On April 19th, 2021, the Canadian government announced that it would be implementing a foreign buyer ban on real estate purchases starting January 1st, 2023. This new law from Bill C-19 will prohibit foreign buyers (both people and commercial enterprises) from purchasing a property in Canada for a period of two years. This ban, which is the first of its kind in Canada, has been met with both praise and criticism from residents and experts alike. It is intended to address housing affordability for Canadians, which has been affected by recent years of rising prices and shortages of homes in competitive markets.

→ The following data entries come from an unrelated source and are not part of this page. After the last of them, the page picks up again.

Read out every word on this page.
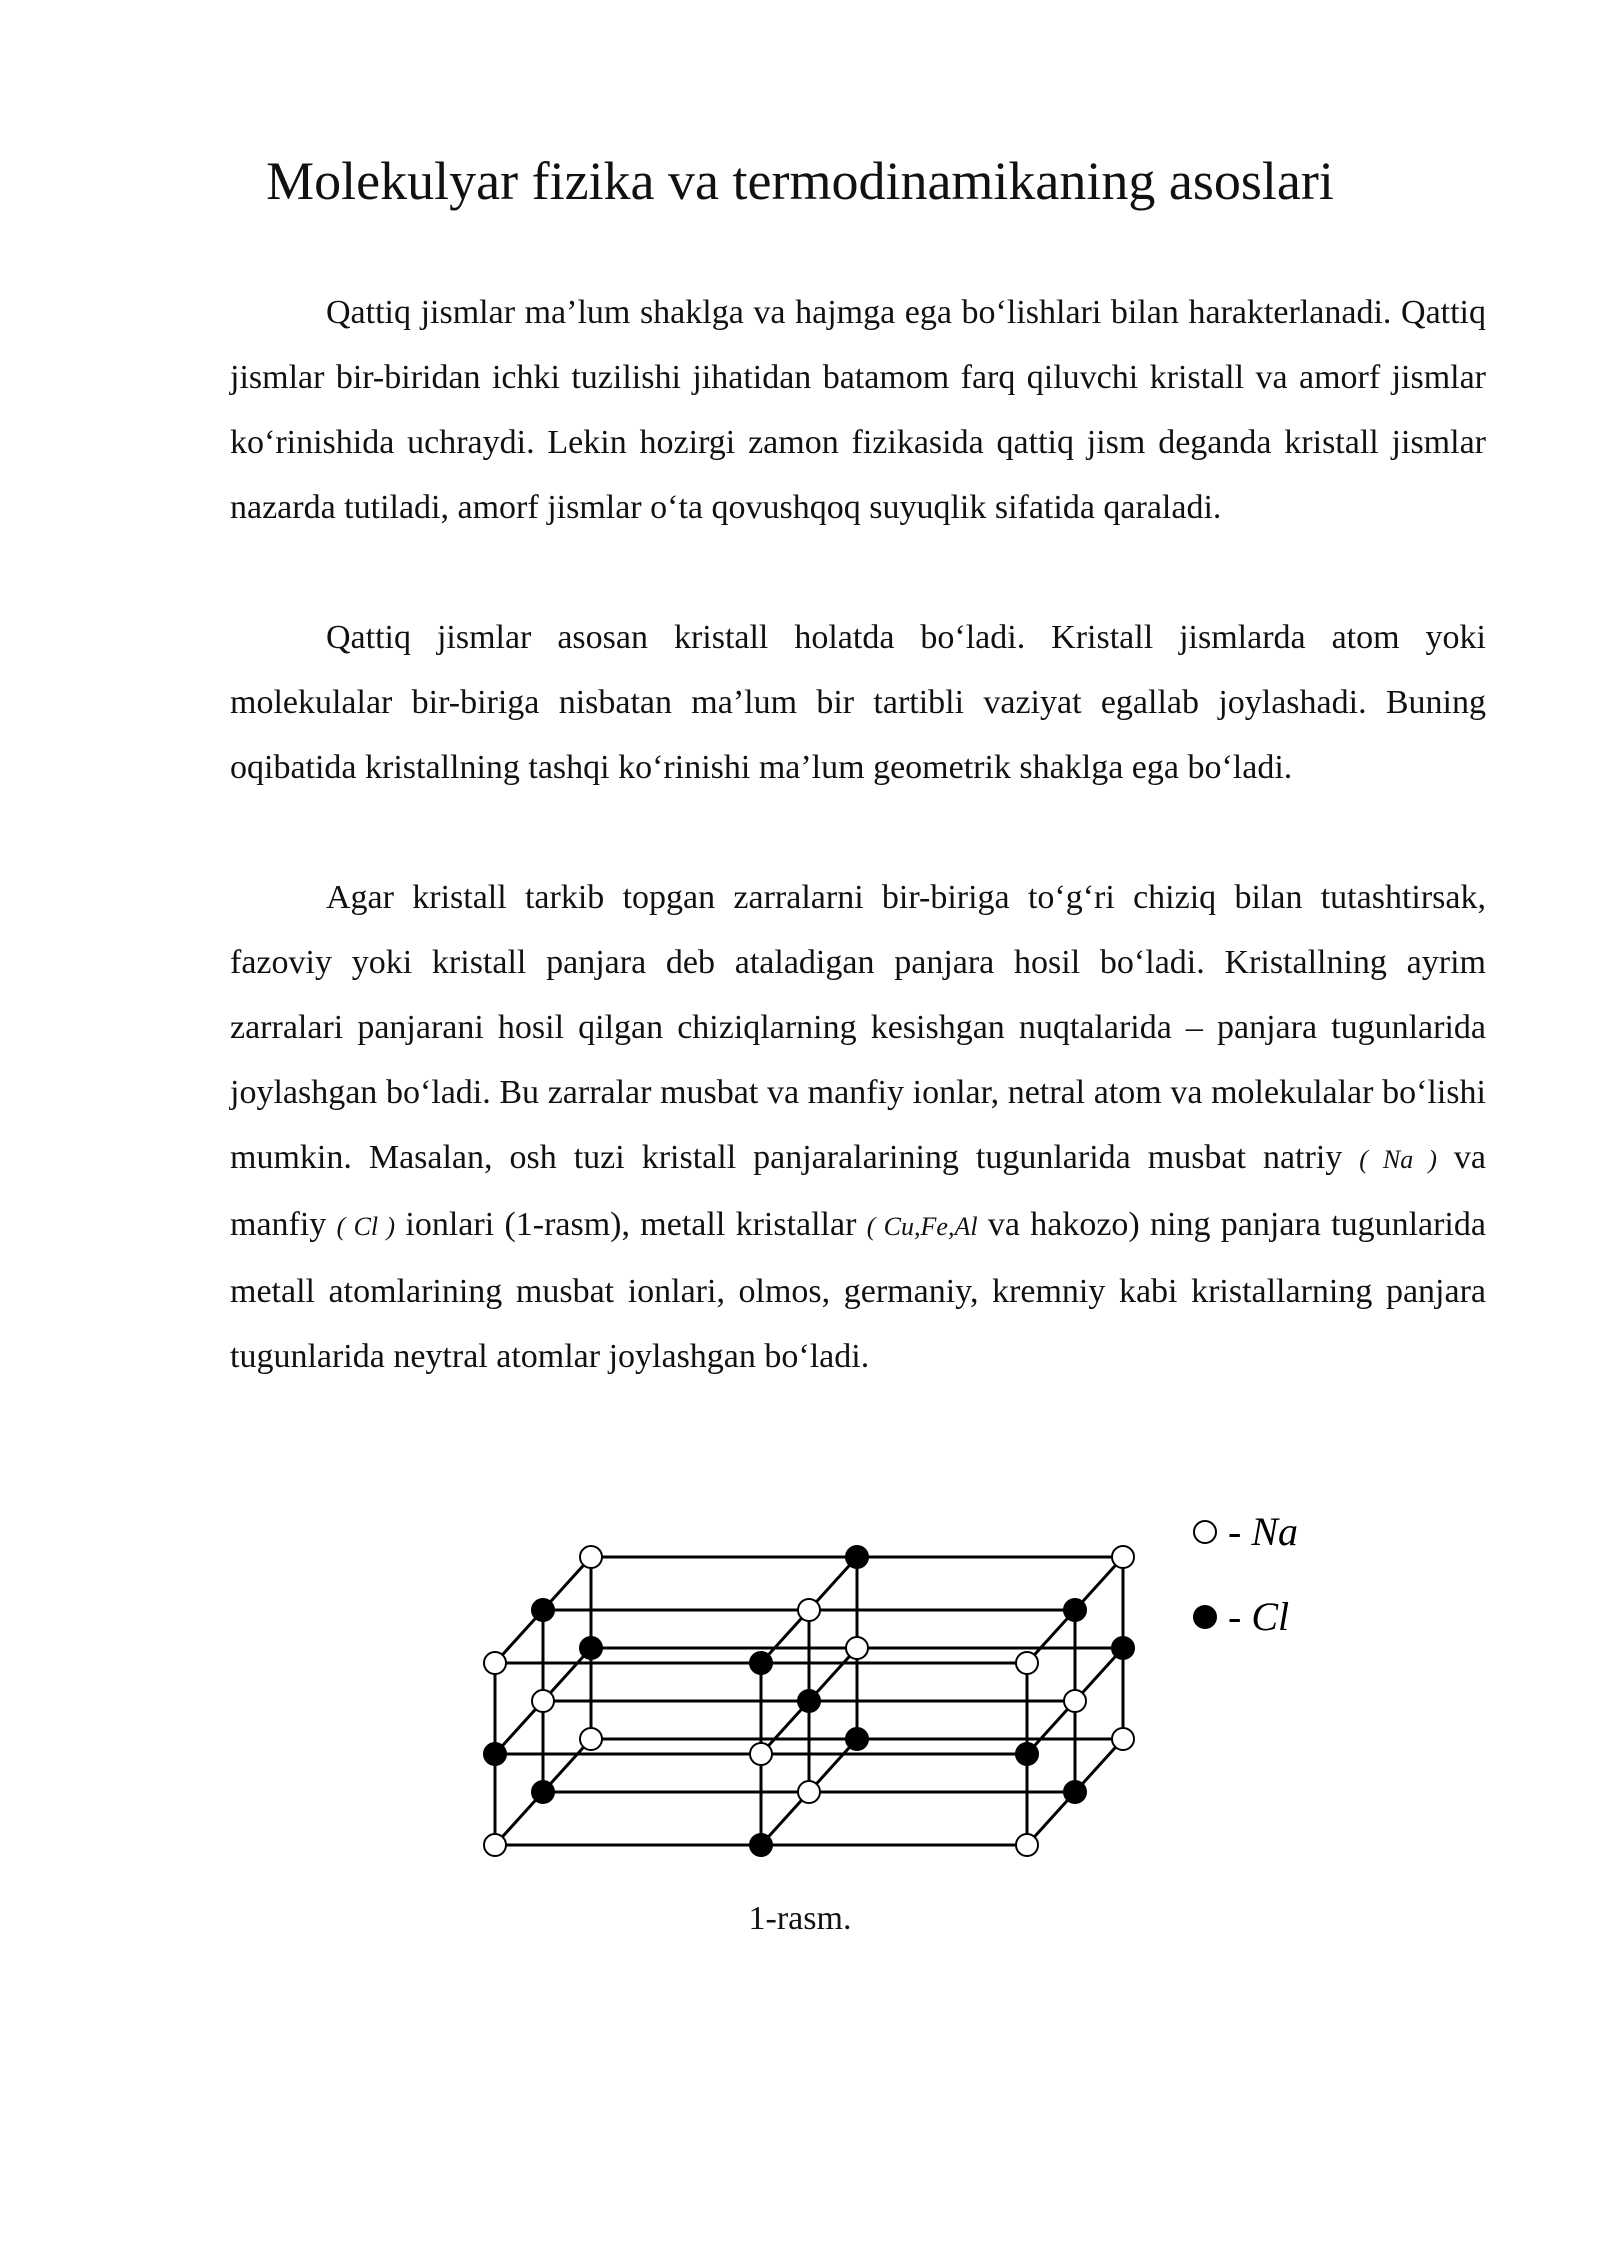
Molekulyar fizika va termodinamikaning asoslari

Qattiq jismlar ma’lum shaklga va hajmga ega bo‘lishlari bilan harakterlanadi. Qattiq jismlar bir-biridan ichki tuzilishi jihatidan batamom farq qiluvchi kristall va amorf jismlar ko‘rinishida uchraydi. Lekin hozirgi zamon fizikasida qattiq jism deganda kristall jismlar nazarda tutiladi, amorf jismlar o‘ta qovushqoq suyuqlik sifatida qaraladi.

Qattiq jismlar asosan kristall holatda bo‘ladi. Kristall jismlarda atom yoki molekulalar bir-biriga nisbatan ma’lum bir tartibli vaziyat egallab joylashadi. Buning oqibatida kristallning tashqi ko‘rinishi ma’lum geometrik shaklga ega bo‘ladi.

Agar kristall tarkib topgan zarralarni bir-biriga to‘g‘ri chiziq bilan tutashtirsak, fazoviy yoki kristall panjara deb ataladigan panjara hosil bo‘ladi. Kristallning ayrim zarralari panjarani hosil qilgan chiziqlarning kesishgan nuqtalarida – panjara tugunlarida joylashgan bo‘ladi. Bu zarralar musbat va manfiy ionlar, netral atom va molekulalar bo‘lishi mumkin. Masalan, osh tuzi kristall panjaralarining tugunlarida musbat natriy ( Na ) va manfiy ( Cl ) ionlari (1-rasm), metall kristallar ( Cu,Fe,Al va hakozo) ning panjara tugunlarida metall atomlarining musbat ionlari, olmos, germaniy, kremniy kabi kristallarning panjara tugunlarida neytral atomlar joylashgan bo‘ladi.

- Na
- Cl
1-rasm.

Under the new law, foreign buyers will be prohibited from purchasing any type of property across Canada for a period of two years. This includes single-family homes, condominiums, land parcels, and investment properties. If you are a foreign buyer who is currently in the process of purchasing a property in Montreal, it is important to understand that the ban will apply to you as well. You will not be allowed to complete the purchase of your property if it is set to occur after January 1st. If there is a breach in the law, the buyer and any individuals who knowingly assisted in the purchase can be fined up to 10,000$CAN and be forced to resell the property, at a price equal to or lesser than the acquisition cost. This is meant to forbid the buyer from making a profit from the purchase.

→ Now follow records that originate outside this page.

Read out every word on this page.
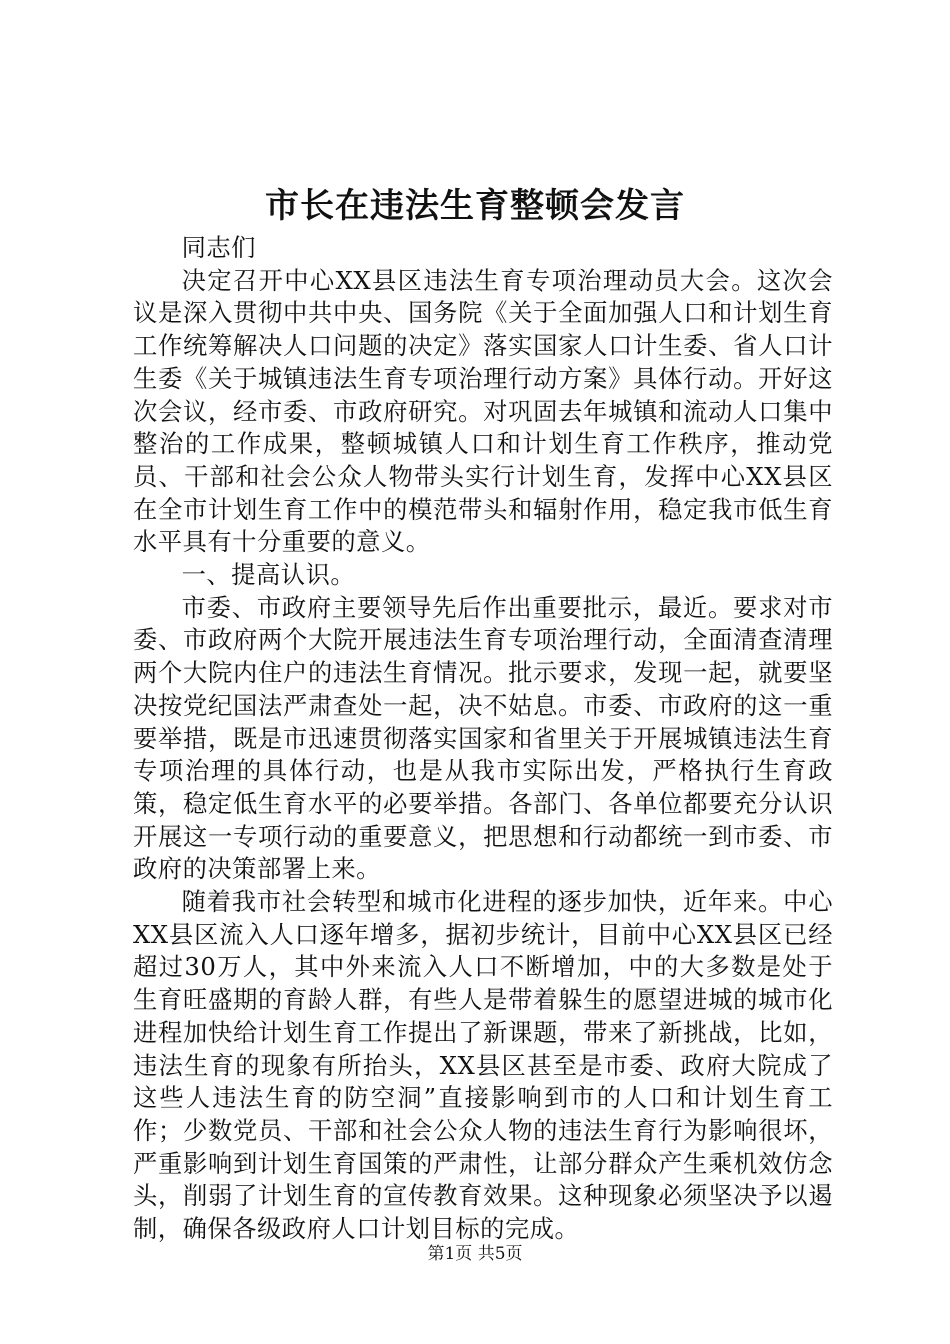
市长在违法生育整顿会发言

同志们

决定召开中心XX县区违法生育专项治理动员大会。这次会议是深入贯彻中共中央、国务院《关于全面加强人口和计划生育工作统筹解决人口问题的决定》落实国家人口计生委、省人口计生委《关于城镇违法生育专项治理行动方案》具体行动。开好这次会议，经市委、市政府研究。对巩固去年城镇和流动人口集中整治的工作成果，整顿城镇人口和计划生育工作秩序，推动党员、干部和社会公众人物带头实行计划生育，发挥中心XX县区在全市计划生育工作中的模范带头和辐射作用，稳定我市低生育水平具有十分重要的意义。

一、提高认识。

市委、市政府主要领导先后作出重要批示，最近。要求对市委、市政府两个大院开展违法生育专项治理行动，全面清查清理两个大院内住户的违法生育情况。批示要求，发现一起，就要坚决按党纪国法严肃查处一起，决不姑息。市委、市政府的这一重要举措，既是市迅速贯彻落实国家和省里关于开展城镇违法生育专项治理的具体行动，也是从我市实际出发，严格执行生育政策，稳定低生育水平的必要举措。各部门、各单位都要充分认识开展这一专项行动的重要意义，把思想和行动都统一到市委、市政府的决策部署上来。

随着我市社会转型和城市化进程的逐步加快，近年来。中心XX县区流入人口逐年增多，据初步统计，目前中心XX县区已经超过30万人，其中外来流入人口不断增加，中的大多数是处于生育旺盛期的育龄人群，有些人是带着躲生的愿望进城的城市化进程加快给计划生育工作提出了新课题，带来了新挑战，比如，违法生育的现象有所抬头，XX县区甚至是市委、政府大院成了这些人违法生育的防空洞”直接影响到市的人口和计划生育工作；少数党员、干部和社会公众人物的违法生育行为影响很坏，严重影响到计划生育国策的严肃性，让部分群众产生乘机效仿念头，削弱了计划生育的宣传教育效果。这种现象必须坚决予以遏制，确保各级政府人口计划目标的完成。

第1页 共5页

There are a variety of exceptions to the ban. For example, permanent residents, diplomats, consular staff, members of international organizations living in Canada, and foreign nationals with temporary resident statuses are all exempt from the ban. Also, international students (currently enrolled in post-secondary school) who have spent the majority of the previous five years in Canada and want to purchase a property of less than $500,000 may do so. Moreover, buildings with more than three residential units as well as recreational properties (such as vacation homes) are also exempt. It is important to note that the ban on foreign buyers is not permanent, and it is set to expire after two years. However, it is unclear whether the ban will be extended beyond this time period or if it will be lifted altogether. It is important to stay informed about any changes to the law and how they may come to affect Montreal’s real estate market.

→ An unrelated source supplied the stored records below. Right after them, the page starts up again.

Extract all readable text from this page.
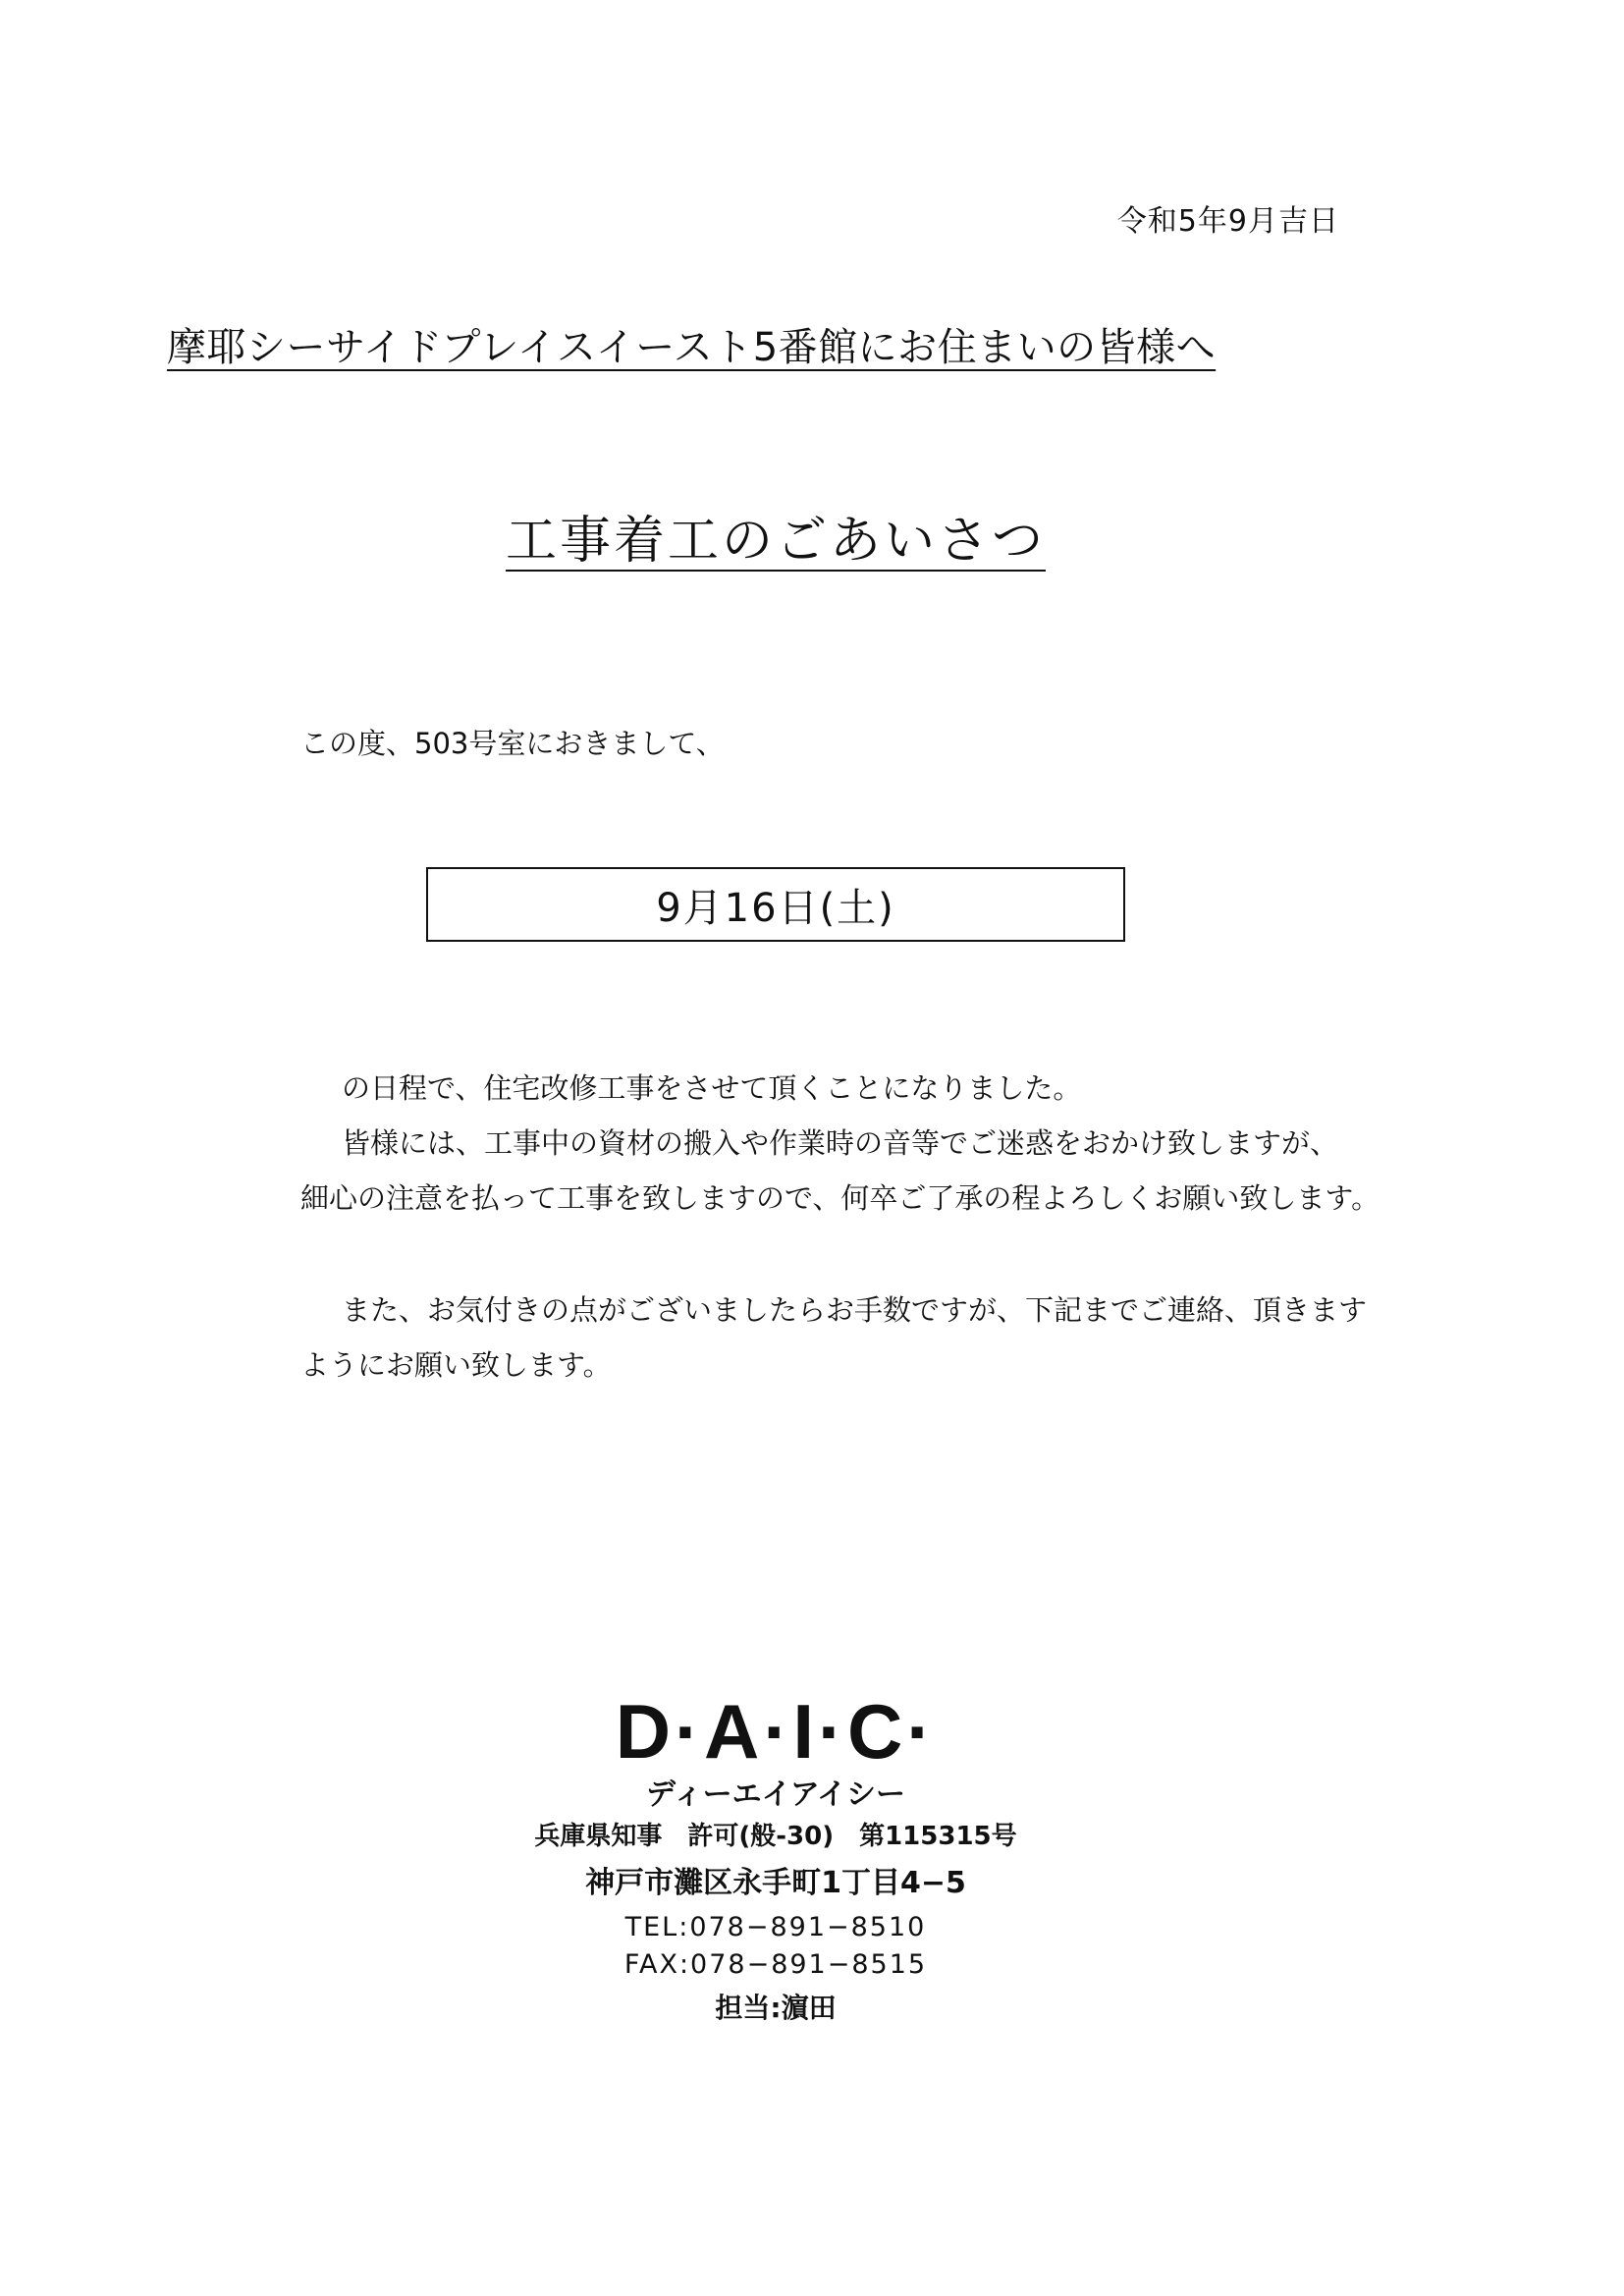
令和5年9月吉日
摩耶シーサイドプレイスイースト5番館にお住まいの皆様へ
工事着工のごあいさつ
この度、503号室におきまして、
9月16日(土)

の日程で、住宅改修工事をさせて頂くことになりました。

皆様には、工事中の資材の搬入や作業時の音等でご迷惑をおかけ致しますが、

細心の注意を払って工事を致しますので、何卒ご了承の程よろしくお願い致します。

また、お気付きの点がございましたらお手数ですが、下記までご連絡、頂きます

ようにお願い致します。

D·A·I·C·
ディーエイアイシー
兵庫県知事　許可(般-30)　第115315号
神戸市灘区永手町1丁目4−5
TEL:078−891−8510
FAX:078−891−8515
担当:濵田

This law is intended to decrease competition for available properties, meaning that prices could remain relatively low compared to other cities with similar populations and amenities. Additionally, since there will no longer be any non-resident buyers competing for properties, it is argued that it may become easier for Canada investors to find their ideal property at a reasonable price point. However, it remains to be seen how exactly the ban will affect the real estate markets across Canadian cities.

While it is too soon to tell what the exact effects of this new ban will be, investors should keep it in mind, it’s certainly worth keeping an eye on.